Seorang guru yang melihat kelakuan mereka hanya bisa menggelangkan kepala.
Acara
upacara selesai, semua murid masuk ke ruang kelas masing-masing. Kali ini pelajaran
sejarah di salah satu kelas, tiba-tiba saja saat para murid sedang
berenak-enak, datanglah guru yang aneh, memakai kacamata tebal, baju yang lusu,
bersepatu kuno, dan paling anehnya lagi, dia bernyanyi-nyanyi lagu ‘Garuda
Pancasila’ walaupun hanya bersenandung. Dan dia mengajak semua murid keluar
dari ruang kelas dan belajar di aula sekolah untuk memandangi gambar-gambar
para pahlawan. Beliau adalah Pak Fajar. Pak Fajar adalah guru yang lumayan
populer di sekolahan ini. Pak Fajar hanyalah guru honorer yang sudah 20 tahun mengajar di sekolah ini. Pak Fajar
lebih suka memanggil murid-muridnya sebagai teman dan lebih suka kalau
dipanggil dengan sebutan kapten. Pak Fajar mempunyai semboyang yang paling
disukai, yaitu ‘Rawe-rawe rantas, Malang-malang putung’. Semboyang ini memiliki
arti dan makna yang sangat dalam, yaitu apa saja yang menghalangi kita untuk
maju, maka harus diberantas sampai habis.
Toro,
Toro Sudirman adalah murid yang paling disenangi oleh Pak Fajar. Toro adalah
murid yang pemberani, dan cepat mengambil keputusan. Toro mempunyai teman yang
bernama Trimo dan Doni. Selain teman, Toro juga mempunyai dua orang yang sengit
dengannya. Mereka berdua bernama Joko dan Kamto.
Seusai
pelajaran, diluar kelas Toro berkelahi dengan Joko hanya karena masalah sepele.
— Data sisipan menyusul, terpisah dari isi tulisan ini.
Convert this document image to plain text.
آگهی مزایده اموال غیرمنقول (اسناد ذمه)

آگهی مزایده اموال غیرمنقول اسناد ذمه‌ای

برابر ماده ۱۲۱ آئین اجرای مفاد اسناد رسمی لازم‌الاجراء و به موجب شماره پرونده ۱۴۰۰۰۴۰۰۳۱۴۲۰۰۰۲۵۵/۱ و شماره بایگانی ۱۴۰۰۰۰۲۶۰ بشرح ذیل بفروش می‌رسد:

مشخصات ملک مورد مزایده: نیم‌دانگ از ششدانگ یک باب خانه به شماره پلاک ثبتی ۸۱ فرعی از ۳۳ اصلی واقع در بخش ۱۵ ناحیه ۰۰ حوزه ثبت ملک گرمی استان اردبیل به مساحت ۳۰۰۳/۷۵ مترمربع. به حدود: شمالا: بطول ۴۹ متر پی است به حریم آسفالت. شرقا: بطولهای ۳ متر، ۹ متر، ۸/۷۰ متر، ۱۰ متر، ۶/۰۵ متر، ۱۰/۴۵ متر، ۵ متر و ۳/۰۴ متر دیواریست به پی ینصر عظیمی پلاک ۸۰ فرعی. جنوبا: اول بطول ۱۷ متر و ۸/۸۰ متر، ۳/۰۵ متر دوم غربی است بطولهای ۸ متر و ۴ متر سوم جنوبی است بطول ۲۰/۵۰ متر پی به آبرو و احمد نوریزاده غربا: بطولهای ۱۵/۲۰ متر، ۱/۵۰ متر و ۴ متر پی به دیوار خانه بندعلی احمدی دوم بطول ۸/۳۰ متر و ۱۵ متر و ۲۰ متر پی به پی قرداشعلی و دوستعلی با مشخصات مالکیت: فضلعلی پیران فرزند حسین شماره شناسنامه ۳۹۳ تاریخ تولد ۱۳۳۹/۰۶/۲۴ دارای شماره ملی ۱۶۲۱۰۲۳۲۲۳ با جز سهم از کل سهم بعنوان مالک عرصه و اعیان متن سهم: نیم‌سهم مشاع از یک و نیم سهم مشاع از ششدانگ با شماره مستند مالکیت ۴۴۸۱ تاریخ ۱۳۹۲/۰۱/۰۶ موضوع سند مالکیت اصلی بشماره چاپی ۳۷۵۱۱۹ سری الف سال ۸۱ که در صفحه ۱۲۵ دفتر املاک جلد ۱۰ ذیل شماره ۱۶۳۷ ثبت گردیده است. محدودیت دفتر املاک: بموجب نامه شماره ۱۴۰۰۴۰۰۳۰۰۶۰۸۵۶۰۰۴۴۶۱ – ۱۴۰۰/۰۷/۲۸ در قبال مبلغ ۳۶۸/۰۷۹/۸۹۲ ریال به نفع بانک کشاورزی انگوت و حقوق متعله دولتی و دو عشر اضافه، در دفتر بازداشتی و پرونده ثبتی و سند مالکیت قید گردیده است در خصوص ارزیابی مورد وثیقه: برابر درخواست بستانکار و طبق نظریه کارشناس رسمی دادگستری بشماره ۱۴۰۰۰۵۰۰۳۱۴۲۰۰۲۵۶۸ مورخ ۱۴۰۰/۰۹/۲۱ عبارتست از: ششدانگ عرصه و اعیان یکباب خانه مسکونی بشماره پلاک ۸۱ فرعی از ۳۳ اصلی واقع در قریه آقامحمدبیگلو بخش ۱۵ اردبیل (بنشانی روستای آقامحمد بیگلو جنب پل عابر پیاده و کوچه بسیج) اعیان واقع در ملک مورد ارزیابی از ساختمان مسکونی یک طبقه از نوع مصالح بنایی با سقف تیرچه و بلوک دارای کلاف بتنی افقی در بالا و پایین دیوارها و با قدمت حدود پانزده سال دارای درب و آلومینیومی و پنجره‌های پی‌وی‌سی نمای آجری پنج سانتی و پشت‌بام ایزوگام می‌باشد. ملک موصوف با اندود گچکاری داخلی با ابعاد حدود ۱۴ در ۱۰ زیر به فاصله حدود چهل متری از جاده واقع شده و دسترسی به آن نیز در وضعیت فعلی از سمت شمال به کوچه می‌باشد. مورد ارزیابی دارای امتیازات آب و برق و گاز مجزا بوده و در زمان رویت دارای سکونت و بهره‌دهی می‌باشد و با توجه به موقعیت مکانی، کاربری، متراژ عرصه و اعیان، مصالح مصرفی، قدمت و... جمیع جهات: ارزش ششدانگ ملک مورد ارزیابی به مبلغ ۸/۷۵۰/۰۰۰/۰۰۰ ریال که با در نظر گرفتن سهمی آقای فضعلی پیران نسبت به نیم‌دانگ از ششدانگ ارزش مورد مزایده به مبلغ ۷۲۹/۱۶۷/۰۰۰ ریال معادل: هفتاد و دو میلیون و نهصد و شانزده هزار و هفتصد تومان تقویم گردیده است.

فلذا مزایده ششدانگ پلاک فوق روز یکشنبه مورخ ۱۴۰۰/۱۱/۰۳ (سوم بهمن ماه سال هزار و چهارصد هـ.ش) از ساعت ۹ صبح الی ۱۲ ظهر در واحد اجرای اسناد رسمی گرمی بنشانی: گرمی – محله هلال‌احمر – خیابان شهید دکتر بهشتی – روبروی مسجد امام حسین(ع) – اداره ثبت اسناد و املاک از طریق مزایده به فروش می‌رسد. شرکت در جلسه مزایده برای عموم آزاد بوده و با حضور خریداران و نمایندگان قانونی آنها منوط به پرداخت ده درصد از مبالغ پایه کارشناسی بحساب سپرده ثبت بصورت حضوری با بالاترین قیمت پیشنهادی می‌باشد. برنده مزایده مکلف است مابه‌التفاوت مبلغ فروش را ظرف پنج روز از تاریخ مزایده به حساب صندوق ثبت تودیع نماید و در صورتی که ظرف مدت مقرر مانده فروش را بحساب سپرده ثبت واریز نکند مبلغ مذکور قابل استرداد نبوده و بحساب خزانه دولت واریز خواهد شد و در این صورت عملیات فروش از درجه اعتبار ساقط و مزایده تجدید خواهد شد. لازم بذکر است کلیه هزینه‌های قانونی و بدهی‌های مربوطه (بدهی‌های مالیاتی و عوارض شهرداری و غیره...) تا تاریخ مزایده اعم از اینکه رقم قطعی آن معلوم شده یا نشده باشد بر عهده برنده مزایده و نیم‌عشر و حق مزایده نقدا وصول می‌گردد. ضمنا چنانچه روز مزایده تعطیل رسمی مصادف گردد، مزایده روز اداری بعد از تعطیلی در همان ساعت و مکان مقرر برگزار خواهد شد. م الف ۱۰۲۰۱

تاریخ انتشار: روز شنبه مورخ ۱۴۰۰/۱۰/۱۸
Tidak terima dengan dengan perkataan Toro, seketika Joko langsung menyahut
perkataan dari Toro. Tidak sabar, Joko mengajak bertengkar dengan Toro. Salah
satu guru mengetahui perbuatan Toro dan Joko dan menghentikannya. Setelah guru
itu pergi datanglah Pak Fajar dan menanyakan keadaan mereka. Karena di
sekolahan terlalu tidak aman, mereka semua akhirnya memutuskan untuk berkelahi
di lapangan yang tidak di ketahui oleh orang. Tak sengaja, Pak Fajar melewati
lapangan yang dijadikan tempat mereka berkelahi. Pak Fajar pun langsung
berhenti dan melerai semua perbuatan murid-muridnya. Tak disengaja, Pak Fajar
terjatuh dan bajunya tersangkut ranting pohon dan sobek. Pak Fajar tidak akan
melaporkan kejadian tadi ke kepala sekolah asal mereka semua berdamai.
Sampai
dirumah, istri tercinta sudah menunggu dengan cucian tetangga yang menumpuk.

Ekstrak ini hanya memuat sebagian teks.